Combined Solution (trees only):
- Path copying is too aggressive
- how can we be lazy about path copying?
- fat nodes bad, but “pleasingly plump” ok.
- use fat nodes, but when get too fat, make new path copy
- in each node, store 1 extra time-stamped field
- if full, overrides one of standard fields for any accesses later than stamped time.
- access rule
- standard access, just check for overrides while following pointers
- constant factor increase in access time.
- update rule:
- when need to change/copy pointer, use extra field if available.
- otherwise, make new copy of node with new info, and recursively modify parent.
- Idea: lazy path copying
- copy only as much as you must
Analysis idea: adversary has to do many changes to make copying expensive.
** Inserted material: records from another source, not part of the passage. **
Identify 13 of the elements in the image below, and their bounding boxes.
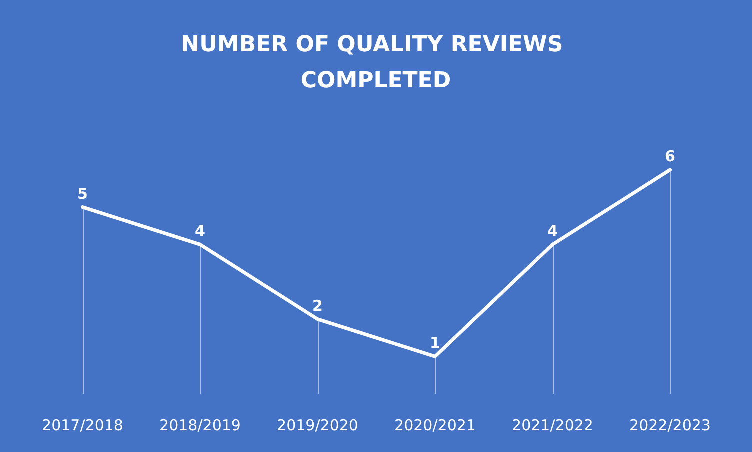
- x-tick-label: 2022/2023: [630, 416, 711, 434]
- data-label: 4: [195, 222, 206, 240]
- data-label: 6: [665, 148, 676, 166]
- data-label: 2: [312, 296, 323, 315]
- x-tick-label: 2020/2021: [394, 416, 476, 434]
- data-label: 5: [78, 184, 88, 203]
- x-tick-label: 2019/2020: [277, 416, 358, 434]
- data-label: 4: [548, 222, 558, 240]
- x-tick-label: 2017/2018: [42, 416, 124, 434]
- chart-title: NUMBER OF QUALITY REVIEWS COMPLETED: [181, 32, 571, 94]
- x-tick-label: 2018/2019: [160, 416, 241, 434]
- x-tick-label: 2021/2022: [512, 416, 594, 434]
- data-label: 1: [430, 334, 440, 352]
- analysis: potential function $\phi$ measuring amount of
“deferred work”.
- amortized$_i=$ real$_i+\phi_i-\phi_{i-1}$
- then $\sum a_i=\sum r_i+\phi_n-\phi_0$
- upper bounds real cost if $\phi_n \ge \phi_0$.
- sufficient that $\phi_n \ge 0$ and $\phi_0$ fixed
Analysis
- live node: pointed at by current root.
- potential function: number of full live nodes.
- copying a node is free (new copy not full, pays for copy space/time)
- pay for filling an extra pointer (do only once, since can stop at that point).
- amortized space per update: $O(1)$.
Intro
remind about hash table survey
Talk about splay tree inserts and deletes
- by splaying target to root
- split and join
- need to define/account for potential as create nodes and merge trees
Make point about all at once
Remind about $O(1)$ persistent pointer changes
Application: planar point location.
- a computational geometry foreshadow
- Different model
- algebraic operations are $O(1)$
- e.g. computing line intersections or lengths
- even when these return irrationals!
- sweep precision under the rug.
- planar subdivision
- division of plane into polygons
- query: “what polygon contains this point”
- define complexity of input?
- edges of polygons form $n$ segments/edges
- segments meet only at ends/vertices
- numerous special-purpose solutions
- One solution: dimension reduction
- vertical line through each vertex
- divides into slabs
- in slab, segments maintain one vertical ordering
- find query point slab by binary search
- build binary search tree for slab with “above-below” queries
- $n$ binary search trees, size $O(n^2)$, time $O(n^2\log n)$
- observation: trees all very similar
- think of $x$ axis as time, slabs as “epochs”
- at end of epoch, “delete” segments that end, “insert” those that start.
- over all time, only $n$ inserts, $n$ deletes.
- must be able to query over all times
Persistent sorted sets:
- find$(x,s,t)$ find (largest key below) $x$ in set $s$ at time $t$
- insert$(i,s,t)$ insert $i$ in $s$ at time $t$
- delete$(i,s,t)$.
Method: persistent red-black trees
Red black trees
- aggressive rebalancers
- amortized cost $O(1)$ to change a field.
- store red/black bit in each node
- use red/black bit to rebalance.
- depth $O(\log n)$
Add persistence
- updates only in “present”
- search: standard binary tree search; $O(1)$ slowdown for persistence
- update: causes changes in red/black fields on path to item, $O(1)$ rotations.
- result: $(\log n)$ space per insert/delete
- geometry does $O(n)$ changes, so $O(n\log n)$ space.
- $O(\log n)$ query time.
Improvement:
- red-black bits used only for updates
- only need current version of red-black bits
- don't persist old bit versions: just overwrite
- only persistent updates needed are for $O(1)$ rotations
- so $O(1)$ space per update
- so $O(n)$ space overall.
Result: $O(n)$ space, $O(\log n)$ query time for planar point location.
Extensions:
- method extends to arbitrary pointer-based structures.
- $O(1)$ cost per update for any pointer-based structure with any constant indegree and constant number of fields.
- use one extra pointer per field in node
- and one pointer per indegree
- full persistence with same bounds.